There was a lag between an economy geared to a war footing, and one able to concentrate on civilian goods, especially those which could be exported, and thus help alleviate the country’s indebtedness. Keynes was dispatched to Washington DC to try and negotiate a loan for this purpose. (2) The US treasury demanded that Sterling be made fully convertible as a condition of granting the loan.
The UK Government complied, and the loan was used up in a matter of days, as those who had hoarded unconvertible Sterling during the war years eagerly exchanged it for US Dollars at the rate of $4.02 to the Pound. The USA had caused its best buddy to become yet more indebted. True, the Marshall Plan arrived later, but the damage had been done.
Then, in 1956 (3), after Eden had deceived Parliament and secretly arranged with France and Israel to attack Egypt in an attempt to recapture the Suez Canal, Eisenhower demanded that the parties desist. Had we not done so, the run on the Pound would have been catastrophic. Ike’s GOP successor Ronald Reagan (4) was little better when confronted with the Argentine invasion of the Falkland Islands.
Ronnie (5) didn’t even bother to tell us when he launched an invasion of Grenada, which was, and remains, a part of the British Commonwealth which recognises Elizabeth II as its head of state. And Dubya Bush (6), also mentioned by the Sun, would have been more than happy to go off to Iraq without us in 2003. So when the Sun tells of a “special relationship”, one has to ask: what “special relationship”?
Not that Murdoch’s papers will be telling their readers about all of that, of course.
The special relationship that allows us to buy $1,000,000 American missiles and fire them at targets decided by the USA. Imagine purchasing a new car on condition that you can only drive it to and from places set out by the sales rep.
The special relationship that allowed funds to be collected for irish terrorists within the USA, blocked extradition of wanted terrorists and embargoed the sales of defensive weapons to the RUC.
The special relationship that has people extradited for financial deals which were conducted (and legal) within the UK but the US still claims jurisdiction on them.

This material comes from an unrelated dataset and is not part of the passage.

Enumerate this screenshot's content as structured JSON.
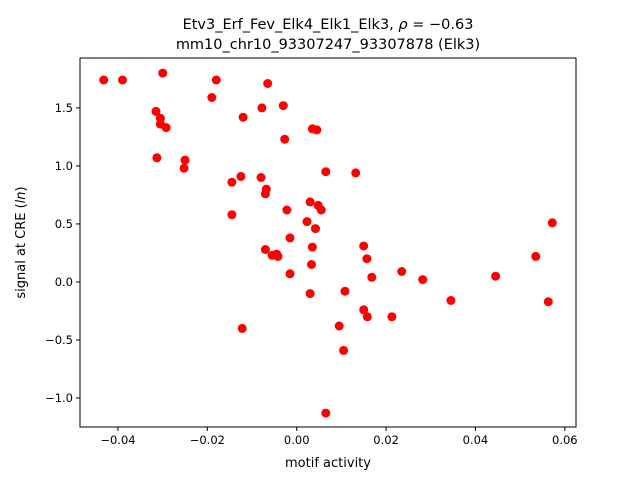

The special relationship that has people arrested at Heathrow for annoying and embarrassing the American government. And how come the American files he was carrying contained so much personal data about UK intelligence officers?
With any luck Rupe will give up on this country.
The very people who deny that the UK's support for the invasion of Iraq had anything to do with the relationship with the USA are now saying that the UK has damaged its relationship with the USA by not supporting the bombing of Syria!